Trotzdem schaffte es der Fahrradhändler, meine Neugier zu wecken, indem er das Fahrrad in kürzester Zeit auf- und wieder abbaute und zwar ohne das Rad auch nur im Geringsten in Einzelteile zerlegen zu müssen. Die Tatsache, dass das Fahrrad keinen Ständer benötigt, weil es auf dem eigenen Gepäckträger abgestellt wird, fand ich ebenso witzig wie technisch brillant.
Dass man mit dem Brompton "normal" fahren kann, konnte ich mir dennoch nicht wirklich vorstellen. Eine erste Probefahrt brachte mich ins grübeln. Trotz der kleinen 16-Zoll-Laufräder kam ich sowohl auf Altstadtkopfsteinpflaster als auch im Gelände problemlos zurecht. Der Gummiblock-gefederte Hinterbau und die geniale Rahmengeometrie trugen auf angenehme Weise dazu bei, dass Rücken und Gesäß geschont wurden.
Neugierig geworden, lieh mich mir das Bike für ein Wochenende aus, um die nächste erstaunliche Erfahrung zu machen: Tagestouren von bis zu 100 km waren ebenso leicht zu bewältigen wie mit einem Tourenrad.
Ein idealer Begleiter
Einen weiteren Vorteil lernte ich nach dem Kauf des Winzlings kennen: Das Brompton ist ein idealer Begleiter auf Reisen mit öffentlichen Verkehrsmitteln. Versehen mit einer Hülle kann man es problemlos wie einen Koffer transportieren. Das Fahrrad landet einfach in der Gepäckablage. Lästige Diskussionen mit dem Schaffner ("Darf ich mal Ihre Fahrradkarte sehen?"), gehören der Vergangenheit an. Am Zielbahnhof angekommen, baut man das Velo in kürzester Zeit auf (mit ein wenig Übung schafft man das in knapp 15 Sekunden) und radelt munter los.
Die als Zubehör erhältliche Aktentasche, die mit einem Klickverschluss am Steuerrohr des Fahrrades befestigt wird, sieht nicht nur gut aus, sondern ist auch groß genug, um Aktenordner und Ähnliches zu transportieren. So wird das Brompton zum schicken Begleiter auf Geschäftsreisen, das vor Ort für viele interessante Diskussionen sorgt.
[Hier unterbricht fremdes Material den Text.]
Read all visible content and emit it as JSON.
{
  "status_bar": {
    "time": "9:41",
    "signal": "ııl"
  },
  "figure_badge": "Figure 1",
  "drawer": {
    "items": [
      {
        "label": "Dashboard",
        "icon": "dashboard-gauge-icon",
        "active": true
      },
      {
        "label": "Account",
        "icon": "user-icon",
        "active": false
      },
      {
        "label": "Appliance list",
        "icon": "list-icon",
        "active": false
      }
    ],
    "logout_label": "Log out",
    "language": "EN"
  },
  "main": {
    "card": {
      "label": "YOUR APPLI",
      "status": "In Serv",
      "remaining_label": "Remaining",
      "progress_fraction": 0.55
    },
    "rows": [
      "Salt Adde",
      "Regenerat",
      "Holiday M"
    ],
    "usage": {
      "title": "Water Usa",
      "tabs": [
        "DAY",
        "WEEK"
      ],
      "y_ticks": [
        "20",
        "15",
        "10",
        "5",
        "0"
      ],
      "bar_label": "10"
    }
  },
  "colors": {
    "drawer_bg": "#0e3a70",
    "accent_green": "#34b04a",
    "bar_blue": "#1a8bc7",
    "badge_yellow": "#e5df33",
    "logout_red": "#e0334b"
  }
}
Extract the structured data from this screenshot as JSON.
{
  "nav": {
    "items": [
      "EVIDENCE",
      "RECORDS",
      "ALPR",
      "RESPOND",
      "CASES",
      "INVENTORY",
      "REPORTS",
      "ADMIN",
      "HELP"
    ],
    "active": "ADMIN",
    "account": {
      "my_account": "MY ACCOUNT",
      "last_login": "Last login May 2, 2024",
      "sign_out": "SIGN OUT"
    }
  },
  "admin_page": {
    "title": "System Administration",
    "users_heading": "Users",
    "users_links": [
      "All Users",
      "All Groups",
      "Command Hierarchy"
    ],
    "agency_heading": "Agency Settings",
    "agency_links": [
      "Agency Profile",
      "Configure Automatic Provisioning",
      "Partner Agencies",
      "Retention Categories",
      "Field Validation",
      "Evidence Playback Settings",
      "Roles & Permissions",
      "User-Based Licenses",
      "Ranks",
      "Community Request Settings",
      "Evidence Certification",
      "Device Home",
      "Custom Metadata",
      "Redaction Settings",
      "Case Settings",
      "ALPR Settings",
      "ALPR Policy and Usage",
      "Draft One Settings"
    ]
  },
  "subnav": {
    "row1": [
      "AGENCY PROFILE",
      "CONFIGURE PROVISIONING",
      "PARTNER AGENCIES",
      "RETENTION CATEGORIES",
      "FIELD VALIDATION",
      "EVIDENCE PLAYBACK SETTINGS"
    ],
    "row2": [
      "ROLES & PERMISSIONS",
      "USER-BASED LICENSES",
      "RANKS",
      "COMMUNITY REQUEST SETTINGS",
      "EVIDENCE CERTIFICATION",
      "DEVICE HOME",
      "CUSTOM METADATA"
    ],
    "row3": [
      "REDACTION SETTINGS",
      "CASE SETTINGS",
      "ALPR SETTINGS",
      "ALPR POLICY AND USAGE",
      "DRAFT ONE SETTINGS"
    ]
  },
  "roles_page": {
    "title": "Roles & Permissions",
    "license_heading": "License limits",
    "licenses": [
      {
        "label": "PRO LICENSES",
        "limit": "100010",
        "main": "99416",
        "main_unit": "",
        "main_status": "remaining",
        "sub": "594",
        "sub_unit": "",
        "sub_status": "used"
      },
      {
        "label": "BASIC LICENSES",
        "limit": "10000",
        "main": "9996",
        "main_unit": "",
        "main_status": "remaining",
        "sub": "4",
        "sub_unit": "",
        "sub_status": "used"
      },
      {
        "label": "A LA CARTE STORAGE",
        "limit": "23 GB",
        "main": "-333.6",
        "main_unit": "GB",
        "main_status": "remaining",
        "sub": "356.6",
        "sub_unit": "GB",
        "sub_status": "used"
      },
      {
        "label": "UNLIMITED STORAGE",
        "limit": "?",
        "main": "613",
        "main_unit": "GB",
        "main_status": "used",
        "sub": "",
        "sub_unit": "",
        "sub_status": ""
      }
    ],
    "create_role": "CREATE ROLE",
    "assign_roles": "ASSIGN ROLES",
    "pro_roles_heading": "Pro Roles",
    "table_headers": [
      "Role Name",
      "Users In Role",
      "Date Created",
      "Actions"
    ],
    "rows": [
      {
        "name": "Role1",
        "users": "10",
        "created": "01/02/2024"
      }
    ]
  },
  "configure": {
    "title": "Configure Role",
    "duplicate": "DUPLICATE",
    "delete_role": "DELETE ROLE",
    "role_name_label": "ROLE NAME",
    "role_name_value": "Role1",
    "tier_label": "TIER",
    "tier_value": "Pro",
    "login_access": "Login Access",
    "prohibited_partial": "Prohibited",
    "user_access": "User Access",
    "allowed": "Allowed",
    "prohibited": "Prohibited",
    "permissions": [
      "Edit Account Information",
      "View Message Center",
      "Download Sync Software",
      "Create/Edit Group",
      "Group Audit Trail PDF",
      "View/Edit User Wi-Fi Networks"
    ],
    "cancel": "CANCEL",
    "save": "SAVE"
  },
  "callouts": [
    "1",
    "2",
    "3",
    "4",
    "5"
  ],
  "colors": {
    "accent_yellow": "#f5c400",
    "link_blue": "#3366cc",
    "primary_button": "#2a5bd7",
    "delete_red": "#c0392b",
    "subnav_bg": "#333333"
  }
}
Erinnern Sie sich noch an die ersten Sätze dieses Artikels? Das ungläubige Staunen meiner Mitmenschen fing an zu nerven - trotz all ihrer Begeisterung für mein neues Verkehrsmittel. Wie konnte ich sie am besten davon überzeugen, dass das Fahrrad nicht nur witzig, sondern auch in jeder Beziehung alltagstauglich ist? Etwas Spektakuläres musste her!
Ab in die Berge
Ich entschloss mich zu einem scheinbar unmögliches Unternehmen - nämlich mit einem serienmäßig ausgestatteten Faltfahrrad die so genannte Sellarunde, in der sich vier Dolomitenpässe aneinanderreihen, zu befahren. Außer dem Generalimporteur des Fahrrades und mir glaubte wohl kaum jemand an das Gelingen meines Vorhabens. So wurde ich denn auch mit entsprechendem Spott verabschiedet.
Zur Vorbereitung auf die Sellarunde und um mich an die Höhe zu gewöhnen, fuhr ich zuerst eine eher harmlose Strecke - von Toblach (1209 m) nach Misurina, auf den 1756 m hoch gelegenen Col Sant´Angelo.
Die ersten 13 Kilometer steigen nur mäßig an und eignen sich hervorragend zum "einrollen". Dann hört das Vergnügen jedoch schlagartig auf. Die nächsten 5 Kilometer geht es steil bergan (zwischen 8 und 12%). Daher war ich nicht wenig erstaunt, als ich die Passhöhe ohne Pausen oder gar schieben zu müssen erreicht hatte. Meine These, dass man mit diesem Faltrad auch Alpenpässe befahren könne, war damit bewiesen.
Der Lago di Misurina
Auf den Spuren des Giro
Ein für die Jahreszeit ungewöhnlicher Wettersturz mit Schneefällen machte das Passieren des Grödner- und Sellajochs mit einem konventionell ausgestatteten Fahrrad leider unmöglich. Mein Hauptziel, die komplette Sellarunde zu fahren, war daher nicht zu verwirklichen.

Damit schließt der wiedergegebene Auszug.